An example of DJ Short's Flo from a different Colorado dispensary (Ry Prichard, The Cannabist)

Flo (marijuana review)

Strain Theory: There's an inoffensive quality to this strain that bores me to death.

Flo (DJ Short)
$12/gram, max purchase of $40/eighth at Mile High Recreational Cannabis, 1705 Federal Blvd. in Denver.

For me, Flo is the “Eh, let’s just order pizza” of strains when you’ve seen too many jars and need to walk out with something. If it were a re-run on TV, it’s an episode of “Friends” that’s all Phoebe. Sure, it’s fun and light, but you really wanted a good Chandler zing. Why do I keep buying this?

It’s chaos at Mile High Recreational Cannabis, hours before kickoff as fans clamor around jars before returning to the sea of orange and blue with a little green. It’s not the one-on-one service I’m used to, jammed between 20-somethings to look at strains that don’t reflect what I had scouted on their online menu.

“No Blue Dream left? OK, I’ll take some Flo.”

Next to Blueberry, it’s arguably the biggest strain that DJ Short has ever produced. He’s never spun a record professionally — although I’m not sure DJs still do that — but he is an extremely influential cannabis breeder who takes great pride in this Purple Thai and Afghani sativa hybrid. Available through online seed banks and basically anyone who sells clones, it has taken over the Denver market.

Most iterations have the trademark purps that you’d see if you Googled Flo and scrolled past the Progressive spokeswoman, which is what I ended up with instead of the light green and bright orange hair version that I prefer. The vaunted purple tends to grow wispy, but these buds are tight and covered with resin glands, so I can at least take solace in knowing it is a decent expression of the genetics.


Read more Cannabist strain reviews: Grandaddy Purple, Triple Diesel, Girls Scout Cookies


The problem is all in the smell, which leads to problems in the smoke. Most notably, the lack of anything discernible. Good Flo has a nice sweetness behind the pine notes, almost like powdered sugar on a rosemary beignet. This Flo, on the other hand, falls flat as I break it up and whiff away. “Generic weed smell” is not what I’m looking for.

When using nutes — short for nutrients — there’s a requisite “flushing” period needed to get chemicals and salts out of the plants. If done improperly, some claim they can taste exactly which line of plant food was used with alacrity, a skill I’ve never honed. The smoke in this Flo lacks flavor and is excessively harsh, a quality I’d generally attribute to a poor flush.
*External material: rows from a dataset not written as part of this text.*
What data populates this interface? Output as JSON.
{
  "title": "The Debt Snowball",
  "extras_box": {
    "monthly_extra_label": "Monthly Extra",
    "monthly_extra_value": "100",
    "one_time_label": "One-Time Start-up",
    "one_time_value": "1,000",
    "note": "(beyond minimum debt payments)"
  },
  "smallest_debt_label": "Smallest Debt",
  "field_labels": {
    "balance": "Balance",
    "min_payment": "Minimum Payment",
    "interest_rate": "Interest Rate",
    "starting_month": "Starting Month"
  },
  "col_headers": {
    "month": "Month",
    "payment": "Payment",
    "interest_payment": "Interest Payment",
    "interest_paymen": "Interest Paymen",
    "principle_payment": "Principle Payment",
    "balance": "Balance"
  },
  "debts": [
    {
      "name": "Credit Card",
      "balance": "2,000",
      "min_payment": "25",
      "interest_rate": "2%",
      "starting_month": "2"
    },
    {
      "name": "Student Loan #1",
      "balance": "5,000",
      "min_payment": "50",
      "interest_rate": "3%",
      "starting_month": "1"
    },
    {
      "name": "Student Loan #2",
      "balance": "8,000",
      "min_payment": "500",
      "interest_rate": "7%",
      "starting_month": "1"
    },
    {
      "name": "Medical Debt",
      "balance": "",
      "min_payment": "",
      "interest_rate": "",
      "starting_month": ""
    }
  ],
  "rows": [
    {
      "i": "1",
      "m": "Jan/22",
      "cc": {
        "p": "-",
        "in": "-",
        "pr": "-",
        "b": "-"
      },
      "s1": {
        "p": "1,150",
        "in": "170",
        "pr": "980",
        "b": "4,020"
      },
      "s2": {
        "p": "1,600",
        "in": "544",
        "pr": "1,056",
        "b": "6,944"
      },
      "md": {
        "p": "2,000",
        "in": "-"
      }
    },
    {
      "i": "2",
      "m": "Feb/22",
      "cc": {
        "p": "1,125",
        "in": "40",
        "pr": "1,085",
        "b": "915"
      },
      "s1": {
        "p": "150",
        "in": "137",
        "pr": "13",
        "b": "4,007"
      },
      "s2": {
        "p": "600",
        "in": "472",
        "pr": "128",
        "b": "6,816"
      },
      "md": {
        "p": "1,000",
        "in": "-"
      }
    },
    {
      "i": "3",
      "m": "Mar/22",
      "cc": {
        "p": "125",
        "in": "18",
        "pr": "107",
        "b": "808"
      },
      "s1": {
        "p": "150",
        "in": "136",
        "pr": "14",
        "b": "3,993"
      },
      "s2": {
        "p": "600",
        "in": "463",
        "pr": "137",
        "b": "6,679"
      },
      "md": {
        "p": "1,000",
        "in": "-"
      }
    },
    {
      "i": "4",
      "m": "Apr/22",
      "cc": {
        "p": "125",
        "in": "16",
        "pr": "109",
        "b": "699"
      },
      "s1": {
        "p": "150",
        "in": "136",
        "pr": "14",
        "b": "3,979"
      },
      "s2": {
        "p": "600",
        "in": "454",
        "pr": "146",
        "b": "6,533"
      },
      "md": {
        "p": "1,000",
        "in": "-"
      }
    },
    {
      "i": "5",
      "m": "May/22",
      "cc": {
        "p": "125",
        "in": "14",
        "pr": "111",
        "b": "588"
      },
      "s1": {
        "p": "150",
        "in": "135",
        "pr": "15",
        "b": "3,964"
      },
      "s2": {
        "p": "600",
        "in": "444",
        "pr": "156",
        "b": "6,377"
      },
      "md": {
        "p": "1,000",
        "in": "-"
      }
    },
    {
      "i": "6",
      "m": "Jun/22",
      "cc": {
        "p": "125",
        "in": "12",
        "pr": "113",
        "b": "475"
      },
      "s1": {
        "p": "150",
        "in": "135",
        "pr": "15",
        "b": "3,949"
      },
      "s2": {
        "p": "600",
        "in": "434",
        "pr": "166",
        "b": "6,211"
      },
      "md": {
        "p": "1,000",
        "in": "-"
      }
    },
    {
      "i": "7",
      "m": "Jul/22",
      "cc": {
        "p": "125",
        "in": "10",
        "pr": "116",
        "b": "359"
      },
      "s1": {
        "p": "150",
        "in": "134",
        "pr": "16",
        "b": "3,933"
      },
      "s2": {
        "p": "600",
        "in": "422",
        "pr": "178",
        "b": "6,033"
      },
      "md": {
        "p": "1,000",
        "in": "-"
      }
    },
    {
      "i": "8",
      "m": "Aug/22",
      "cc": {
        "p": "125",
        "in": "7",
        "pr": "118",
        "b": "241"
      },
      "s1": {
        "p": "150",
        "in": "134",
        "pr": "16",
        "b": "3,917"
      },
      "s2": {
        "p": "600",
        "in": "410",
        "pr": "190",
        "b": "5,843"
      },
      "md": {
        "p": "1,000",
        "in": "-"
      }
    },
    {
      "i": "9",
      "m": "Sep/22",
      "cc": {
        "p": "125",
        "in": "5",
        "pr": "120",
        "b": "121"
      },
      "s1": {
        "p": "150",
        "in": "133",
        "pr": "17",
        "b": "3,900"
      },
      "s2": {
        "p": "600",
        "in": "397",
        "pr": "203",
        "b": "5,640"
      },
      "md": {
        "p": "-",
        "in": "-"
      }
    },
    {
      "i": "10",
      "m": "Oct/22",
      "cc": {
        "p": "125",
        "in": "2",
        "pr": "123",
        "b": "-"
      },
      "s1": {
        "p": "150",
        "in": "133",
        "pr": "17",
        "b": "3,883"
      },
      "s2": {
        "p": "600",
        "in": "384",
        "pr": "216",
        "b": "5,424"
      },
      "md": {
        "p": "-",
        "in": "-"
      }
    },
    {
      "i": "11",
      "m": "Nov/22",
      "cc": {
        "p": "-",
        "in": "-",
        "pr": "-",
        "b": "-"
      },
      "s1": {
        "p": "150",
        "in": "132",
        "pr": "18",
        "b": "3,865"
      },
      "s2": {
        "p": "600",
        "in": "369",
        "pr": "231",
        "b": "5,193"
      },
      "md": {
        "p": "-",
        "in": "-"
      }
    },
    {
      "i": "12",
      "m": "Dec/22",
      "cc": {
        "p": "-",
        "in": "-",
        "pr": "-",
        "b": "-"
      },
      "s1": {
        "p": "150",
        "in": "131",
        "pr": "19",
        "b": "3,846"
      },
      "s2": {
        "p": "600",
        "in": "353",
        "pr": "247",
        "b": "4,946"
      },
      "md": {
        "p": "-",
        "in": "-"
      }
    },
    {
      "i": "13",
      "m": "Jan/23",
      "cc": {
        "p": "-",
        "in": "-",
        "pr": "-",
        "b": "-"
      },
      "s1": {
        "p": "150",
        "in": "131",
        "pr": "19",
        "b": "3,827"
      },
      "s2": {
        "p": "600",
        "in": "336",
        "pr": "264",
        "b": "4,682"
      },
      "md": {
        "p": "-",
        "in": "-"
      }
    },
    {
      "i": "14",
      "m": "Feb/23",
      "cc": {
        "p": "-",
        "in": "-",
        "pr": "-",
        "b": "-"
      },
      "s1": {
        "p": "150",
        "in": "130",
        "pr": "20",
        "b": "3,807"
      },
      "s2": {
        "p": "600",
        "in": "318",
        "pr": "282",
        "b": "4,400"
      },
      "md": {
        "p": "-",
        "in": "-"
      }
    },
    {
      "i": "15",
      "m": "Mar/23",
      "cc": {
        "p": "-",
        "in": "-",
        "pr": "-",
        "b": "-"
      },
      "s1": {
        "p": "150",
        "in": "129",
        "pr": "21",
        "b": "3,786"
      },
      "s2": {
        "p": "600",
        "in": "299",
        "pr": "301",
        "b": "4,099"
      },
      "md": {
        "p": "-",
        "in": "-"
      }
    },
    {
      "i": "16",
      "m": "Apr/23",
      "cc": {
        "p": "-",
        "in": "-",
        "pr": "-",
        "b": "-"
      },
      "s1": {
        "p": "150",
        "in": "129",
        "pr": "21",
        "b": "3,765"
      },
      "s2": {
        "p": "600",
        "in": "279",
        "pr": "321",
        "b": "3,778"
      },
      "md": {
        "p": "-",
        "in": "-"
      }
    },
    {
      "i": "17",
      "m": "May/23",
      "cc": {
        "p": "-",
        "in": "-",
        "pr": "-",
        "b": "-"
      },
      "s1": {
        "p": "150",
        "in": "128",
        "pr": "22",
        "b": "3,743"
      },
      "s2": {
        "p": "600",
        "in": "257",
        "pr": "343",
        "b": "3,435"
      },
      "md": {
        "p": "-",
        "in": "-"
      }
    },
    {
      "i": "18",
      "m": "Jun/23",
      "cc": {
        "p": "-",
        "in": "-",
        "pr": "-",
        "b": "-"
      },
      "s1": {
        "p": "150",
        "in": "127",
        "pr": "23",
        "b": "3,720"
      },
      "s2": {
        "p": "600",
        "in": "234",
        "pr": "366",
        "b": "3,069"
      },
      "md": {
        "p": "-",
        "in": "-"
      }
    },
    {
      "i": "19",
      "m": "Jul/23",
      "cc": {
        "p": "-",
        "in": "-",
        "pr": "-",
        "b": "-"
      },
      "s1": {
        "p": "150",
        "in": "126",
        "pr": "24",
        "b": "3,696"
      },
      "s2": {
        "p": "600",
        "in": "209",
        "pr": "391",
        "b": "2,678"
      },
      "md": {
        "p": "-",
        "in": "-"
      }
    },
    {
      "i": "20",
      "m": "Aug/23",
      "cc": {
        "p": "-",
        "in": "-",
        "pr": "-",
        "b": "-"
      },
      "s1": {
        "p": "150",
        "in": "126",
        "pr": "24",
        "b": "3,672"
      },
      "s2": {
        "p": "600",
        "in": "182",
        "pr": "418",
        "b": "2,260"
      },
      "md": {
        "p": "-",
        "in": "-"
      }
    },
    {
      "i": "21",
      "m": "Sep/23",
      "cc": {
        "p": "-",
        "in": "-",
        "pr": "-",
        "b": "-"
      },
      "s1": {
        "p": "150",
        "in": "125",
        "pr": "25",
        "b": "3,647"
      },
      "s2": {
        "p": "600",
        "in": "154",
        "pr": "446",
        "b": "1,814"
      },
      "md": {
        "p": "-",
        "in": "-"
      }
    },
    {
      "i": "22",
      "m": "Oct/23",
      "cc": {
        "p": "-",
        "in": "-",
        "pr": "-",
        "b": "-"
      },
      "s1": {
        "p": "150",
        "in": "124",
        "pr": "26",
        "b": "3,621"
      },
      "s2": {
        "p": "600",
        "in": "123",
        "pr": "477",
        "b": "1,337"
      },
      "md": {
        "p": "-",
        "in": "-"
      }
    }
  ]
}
At its best, Flo is a great substitute for your morning coffee, providing a boost in energy and mood. I used to recommend it to older patients who weren’t looking for extreme pain relief or a severe high. Basically a baby aspirin to start your day. It’s not particularly engaging mentally, which is great for those looking to avoid more paranoia-inducing sativas. This was not Flo at its best.

After three generous puffs to start the day, I started concocting ideas for a breakfast hash with the random foods available at the Snowmass condo we rented for the X Games. I prepped my bacon and veggies and smoked again, as cooking high is great and I was definitely not high enough. I finally reach a mild buzz, but that’s usually accomplished in half the time. I’m not a stoner’s stoner, and I’m more than fine with that. It saves me money on herb.

Money which I unfortunately spent on Flo.

There’s an inoffensive quality to this strain that bores me to death. It’s the training wheels of pot, something I’ve outgrown but know that I won’t crack my head open if I take it out for a spin. There will always be a market for Flo, especially with so many out-of-staters to bamboozle. I, however, will be accepting applications for a new backup strain.